“A montanha, mais do que um esporte, é uma terapia”, diz Ximena Gutiérrez, de 22 anos, se preparando para alcançar, de muletas, a cúpula do vulcão Pico de Orizaba, leste do México, ao lado de um grupo de mexicanos e franceses sobreviventes de câncer.

A jovem sofreu amputação de uma perna devido à doença, assim como Erika García (23), Fernando (18) e David (30) Hernández, que, ao lado dela, também tentam conquistar os 5.610 metros do chamado “Citlaltépetl”, a montanha mais alta do México.

Os dez alpinistas do grupo participam do desafio “Cumbres de la esperanza” (Picos da esperança, em tradução livre), no qual Ximena e seus colegas mexicanos escalaram em julho do ano passado, junto com os franceses, uma montanha nos Alpes. Agora, os europeus estão no México para retribuir a visita.

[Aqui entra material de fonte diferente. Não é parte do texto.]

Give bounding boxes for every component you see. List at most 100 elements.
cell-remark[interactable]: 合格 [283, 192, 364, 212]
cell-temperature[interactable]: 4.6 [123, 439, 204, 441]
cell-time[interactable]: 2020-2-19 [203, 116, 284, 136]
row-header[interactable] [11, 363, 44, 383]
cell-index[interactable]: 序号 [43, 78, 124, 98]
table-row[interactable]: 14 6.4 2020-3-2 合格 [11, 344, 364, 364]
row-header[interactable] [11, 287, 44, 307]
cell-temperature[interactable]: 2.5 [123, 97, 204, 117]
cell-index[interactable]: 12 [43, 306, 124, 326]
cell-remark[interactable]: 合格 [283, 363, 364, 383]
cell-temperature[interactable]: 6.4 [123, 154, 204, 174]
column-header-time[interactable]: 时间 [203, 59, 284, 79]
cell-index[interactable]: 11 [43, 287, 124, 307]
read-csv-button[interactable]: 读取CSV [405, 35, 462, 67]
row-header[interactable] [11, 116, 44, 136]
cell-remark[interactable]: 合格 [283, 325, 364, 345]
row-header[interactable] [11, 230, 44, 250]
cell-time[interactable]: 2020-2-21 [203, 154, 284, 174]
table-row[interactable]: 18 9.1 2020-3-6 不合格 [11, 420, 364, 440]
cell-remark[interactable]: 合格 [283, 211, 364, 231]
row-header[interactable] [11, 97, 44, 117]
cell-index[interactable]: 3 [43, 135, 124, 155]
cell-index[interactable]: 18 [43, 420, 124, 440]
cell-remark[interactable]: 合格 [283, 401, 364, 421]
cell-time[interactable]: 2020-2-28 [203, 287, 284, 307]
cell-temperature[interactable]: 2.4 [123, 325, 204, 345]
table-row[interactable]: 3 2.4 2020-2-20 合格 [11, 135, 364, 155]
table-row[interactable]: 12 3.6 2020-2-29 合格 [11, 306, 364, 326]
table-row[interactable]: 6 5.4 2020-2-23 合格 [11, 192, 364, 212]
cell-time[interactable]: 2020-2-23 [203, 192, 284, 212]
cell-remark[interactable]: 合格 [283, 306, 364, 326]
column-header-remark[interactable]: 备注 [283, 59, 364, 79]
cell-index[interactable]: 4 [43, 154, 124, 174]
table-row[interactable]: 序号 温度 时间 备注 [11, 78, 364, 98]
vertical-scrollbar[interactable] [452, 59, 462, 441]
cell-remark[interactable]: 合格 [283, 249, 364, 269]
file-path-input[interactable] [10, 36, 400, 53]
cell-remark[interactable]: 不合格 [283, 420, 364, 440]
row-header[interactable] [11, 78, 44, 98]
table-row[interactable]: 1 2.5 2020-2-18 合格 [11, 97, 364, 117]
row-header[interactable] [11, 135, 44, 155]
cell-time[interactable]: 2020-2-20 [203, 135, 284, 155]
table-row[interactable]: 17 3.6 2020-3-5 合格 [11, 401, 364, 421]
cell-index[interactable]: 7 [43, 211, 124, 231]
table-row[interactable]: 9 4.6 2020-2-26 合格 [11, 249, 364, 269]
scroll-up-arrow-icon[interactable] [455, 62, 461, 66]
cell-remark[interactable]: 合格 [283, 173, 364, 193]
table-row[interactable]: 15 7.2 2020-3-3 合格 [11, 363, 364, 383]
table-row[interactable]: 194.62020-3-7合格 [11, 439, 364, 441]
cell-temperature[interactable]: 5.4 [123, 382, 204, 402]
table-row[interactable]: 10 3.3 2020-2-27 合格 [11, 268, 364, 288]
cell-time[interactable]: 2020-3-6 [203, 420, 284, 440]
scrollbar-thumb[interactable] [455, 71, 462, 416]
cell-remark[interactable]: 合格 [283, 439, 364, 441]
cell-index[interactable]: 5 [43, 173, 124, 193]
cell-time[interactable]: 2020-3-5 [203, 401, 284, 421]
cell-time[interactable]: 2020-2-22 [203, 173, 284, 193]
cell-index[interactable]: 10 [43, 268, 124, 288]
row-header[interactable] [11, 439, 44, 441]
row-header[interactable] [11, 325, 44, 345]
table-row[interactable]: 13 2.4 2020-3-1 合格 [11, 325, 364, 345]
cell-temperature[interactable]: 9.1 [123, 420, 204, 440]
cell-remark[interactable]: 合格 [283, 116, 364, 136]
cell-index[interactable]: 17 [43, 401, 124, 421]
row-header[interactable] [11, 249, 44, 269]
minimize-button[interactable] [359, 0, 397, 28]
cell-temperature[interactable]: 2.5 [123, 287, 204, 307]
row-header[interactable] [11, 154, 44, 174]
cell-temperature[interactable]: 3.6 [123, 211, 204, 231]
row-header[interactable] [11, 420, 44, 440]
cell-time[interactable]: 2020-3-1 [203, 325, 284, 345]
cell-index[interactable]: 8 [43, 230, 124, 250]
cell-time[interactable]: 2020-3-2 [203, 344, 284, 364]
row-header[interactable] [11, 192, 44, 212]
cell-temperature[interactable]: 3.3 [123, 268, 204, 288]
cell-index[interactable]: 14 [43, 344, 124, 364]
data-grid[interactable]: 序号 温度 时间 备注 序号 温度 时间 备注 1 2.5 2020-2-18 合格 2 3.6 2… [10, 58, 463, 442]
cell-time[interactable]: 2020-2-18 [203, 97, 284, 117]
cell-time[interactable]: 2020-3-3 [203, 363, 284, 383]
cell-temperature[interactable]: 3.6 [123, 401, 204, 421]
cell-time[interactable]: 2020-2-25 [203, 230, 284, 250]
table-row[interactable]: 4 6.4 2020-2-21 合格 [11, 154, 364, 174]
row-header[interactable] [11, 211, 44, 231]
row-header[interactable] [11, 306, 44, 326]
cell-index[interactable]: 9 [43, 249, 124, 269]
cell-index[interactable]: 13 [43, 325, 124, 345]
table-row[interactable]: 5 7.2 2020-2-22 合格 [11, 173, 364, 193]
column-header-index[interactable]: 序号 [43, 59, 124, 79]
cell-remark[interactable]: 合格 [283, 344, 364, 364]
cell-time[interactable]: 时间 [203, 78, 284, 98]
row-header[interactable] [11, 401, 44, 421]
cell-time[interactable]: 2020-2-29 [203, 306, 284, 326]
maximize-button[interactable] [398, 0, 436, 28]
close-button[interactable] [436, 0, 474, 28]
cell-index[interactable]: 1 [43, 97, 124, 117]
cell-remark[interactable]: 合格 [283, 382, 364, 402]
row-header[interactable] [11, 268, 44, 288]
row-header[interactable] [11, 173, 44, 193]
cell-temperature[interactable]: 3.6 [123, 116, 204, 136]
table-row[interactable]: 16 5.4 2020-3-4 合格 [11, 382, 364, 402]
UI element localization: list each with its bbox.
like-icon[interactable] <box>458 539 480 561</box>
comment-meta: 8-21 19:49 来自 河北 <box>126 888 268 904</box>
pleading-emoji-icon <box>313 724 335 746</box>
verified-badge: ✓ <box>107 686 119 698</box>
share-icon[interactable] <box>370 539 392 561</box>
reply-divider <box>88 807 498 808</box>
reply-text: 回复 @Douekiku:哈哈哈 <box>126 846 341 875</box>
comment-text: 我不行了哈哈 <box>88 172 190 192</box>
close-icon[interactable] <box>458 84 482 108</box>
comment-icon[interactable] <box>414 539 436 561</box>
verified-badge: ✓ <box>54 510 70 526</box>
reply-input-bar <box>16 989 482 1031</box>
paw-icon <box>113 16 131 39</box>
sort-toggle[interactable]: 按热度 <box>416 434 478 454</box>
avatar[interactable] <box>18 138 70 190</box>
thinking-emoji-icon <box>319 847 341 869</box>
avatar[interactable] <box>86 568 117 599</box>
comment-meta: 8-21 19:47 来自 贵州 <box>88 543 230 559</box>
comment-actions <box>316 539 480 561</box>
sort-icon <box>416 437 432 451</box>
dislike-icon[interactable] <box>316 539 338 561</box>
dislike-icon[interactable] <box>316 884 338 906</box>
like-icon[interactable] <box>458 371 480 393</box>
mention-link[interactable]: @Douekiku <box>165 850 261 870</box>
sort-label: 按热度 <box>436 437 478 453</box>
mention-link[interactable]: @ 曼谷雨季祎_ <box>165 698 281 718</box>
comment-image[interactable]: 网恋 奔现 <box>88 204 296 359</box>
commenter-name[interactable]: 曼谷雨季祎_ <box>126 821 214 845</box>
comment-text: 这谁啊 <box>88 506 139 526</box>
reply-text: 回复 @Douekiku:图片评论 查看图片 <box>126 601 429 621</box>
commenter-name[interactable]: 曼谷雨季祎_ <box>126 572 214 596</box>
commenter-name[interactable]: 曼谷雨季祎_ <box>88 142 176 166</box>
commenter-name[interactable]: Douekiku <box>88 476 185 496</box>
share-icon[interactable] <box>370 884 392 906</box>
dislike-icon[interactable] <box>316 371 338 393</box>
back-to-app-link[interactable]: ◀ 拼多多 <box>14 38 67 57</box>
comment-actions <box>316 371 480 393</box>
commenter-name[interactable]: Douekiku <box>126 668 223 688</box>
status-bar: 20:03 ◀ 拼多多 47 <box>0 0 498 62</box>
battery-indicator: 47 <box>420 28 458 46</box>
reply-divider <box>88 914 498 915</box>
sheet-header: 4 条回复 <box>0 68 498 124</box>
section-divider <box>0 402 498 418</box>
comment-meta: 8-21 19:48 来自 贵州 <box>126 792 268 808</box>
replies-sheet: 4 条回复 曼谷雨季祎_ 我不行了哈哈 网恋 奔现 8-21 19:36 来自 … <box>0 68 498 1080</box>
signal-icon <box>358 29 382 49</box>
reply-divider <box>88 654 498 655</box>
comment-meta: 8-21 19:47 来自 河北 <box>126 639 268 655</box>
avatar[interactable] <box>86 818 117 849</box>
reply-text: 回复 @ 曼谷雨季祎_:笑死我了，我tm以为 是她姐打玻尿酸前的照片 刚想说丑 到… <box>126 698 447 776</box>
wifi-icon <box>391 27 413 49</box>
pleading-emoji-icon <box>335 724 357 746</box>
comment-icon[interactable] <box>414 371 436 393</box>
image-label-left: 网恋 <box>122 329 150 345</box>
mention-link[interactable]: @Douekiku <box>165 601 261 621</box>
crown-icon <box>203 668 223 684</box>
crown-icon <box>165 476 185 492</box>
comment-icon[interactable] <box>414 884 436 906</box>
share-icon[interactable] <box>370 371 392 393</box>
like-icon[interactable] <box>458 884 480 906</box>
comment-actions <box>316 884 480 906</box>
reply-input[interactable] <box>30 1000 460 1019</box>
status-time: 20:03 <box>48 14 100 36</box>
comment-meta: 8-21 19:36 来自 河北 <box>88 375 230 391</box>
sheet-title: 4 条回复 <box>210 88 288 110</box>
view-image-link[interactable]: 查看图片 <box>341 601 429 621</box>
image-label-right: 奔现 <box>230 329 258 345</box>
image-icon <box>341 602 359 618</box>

Uma noite de adaptação em um refúgio a 4.200 metros de altitude deu início à aventura, que continuou com uma viagem de cinco a seis horas, por caminhos íngremes e cheio de rochas vulcânicas.

A neve fresca complica a subida de Ximena, Erika e Fernando, que usam muletas, enquanto David usa uma prótese no joelho esquerdo. Os três sobreviveram a um osteossarcoma – um câncer ósseo agressivo que afeta crianças e adolescentes.

“Sempre me surpreendo com o que posso fazer, com o que sou capaz. Acredito que é o início de uma descoberta sobre mim mesma”, afirma Ximena, que superou a doença aos 15 anos e agora é maquiadora profissional.

O grupo chega ao acampamento base, a 4.900 metros de altitude e aos pés da geleira, que se reflete no céu ao pôr do sol.

Na tranquilidade do entardecer, Carla Bohème, de 19 anos, se recupera enquanto é confortada por sua irmã Maria. Enquanto isso, ‘sherpas’ das montanhas mexicanos montam as barracas.

“É como quando enfrentamos a doença, vamos até o final, lutamos. Não é fácil. Há altos e baixos”, explica a estudante, natural da cidade francesa de Franche-Comté.

Quatro dias antes de viajar para o México, Carla soube que o câncer nasofaríngeo diagnosticado aos nove anos se manifestou pela terceira vez.

“Eu disse a mim mesma: não me importa, vou mesmo assim. Vou aproveitar ao máximo. Enquanto estou aqui, os médicos estão pesquisando que terapia podem me dar quando eu voltar”, comenta Carla, que, acompanhada de outros alpinistas, conclui sua jornada.

Para quem vai até o cume, a gélida noite enfrentada em sacos de dormir termina à 1h da manhã – momento de retomar a caminhada com equipamentos de alta montanha.

Sem grande dificuldade técnica, a conquista da geleira continua sendo um desafio: quatro avançam em corda com um guia, bastões de esqui e crampons. A respiração começa a dificultar ao chegar nos 5.300 metros, e a inclinação atinge até 35 graus.

Depois de passar entre cinco e sete horas na neve e no gelo, uma dezena de alpinistas finalmente alcança a cratera e toca o cume após o amanhecer, quando o céu exibe um degradê em tons de preto, laranja e azul.

Agora, Ximena repete sua proeza de 2022.

“Me sinto poderosa”, afirma sorridente, enquanto observa a imponente vista panorâmica do topo: os estados de Puebla e Tlaxcala, no centro, e os vulcões La Malinche (4.105 m), o Iztaccíhuatl (5.201 m) e o popular Popocatépetl (5.419 m), o único atualmente ativo, coroado por sua eterna fumarola.

Para Erika, que chora de emoção, é sua primeira vez em um cume.

“Sou muito sortuda por viver coisas que muitas pessoas não puderam viver”, expressa a jovem, ao lembrar das “pessoas que se foram”.

O organizador dessa escalada, Mathieu Dornier, carrega as fotografias de Emilie e Valérie, suas duas irmãs falecidas por leucemia nas décadas de 1980 e 1990.

“As Cumbres de la Esperanza começaram há 30 anos na França”, destaca Dornier, um empresário francês radicado no México há duas décadas.

“Quando uma das minhas irmãs teve uma recaída pela segunda vez, meu pai lhe disse: ‘Quando estiver em remissão (ou seja, com uma intensidade menor da doença), subirá ao Mont Blanc'”, lembra.

“Assim, quando ela estava em remissão, quis convidar mais jovens. Há 30 anos, entre 20 e 25 pessoas sobem ao Mont Blanc e a outros picos de Chamonix”, acrescenta.

Após a morte de seu pai, em 2022, Mathieu e sua irmã Pauline decidiram continuar a aventura das “Cumbres de la Esperanza” em ambos os lados do Atlântico “para dar aos sobreviventes de câncer a oportunidade de se superar”.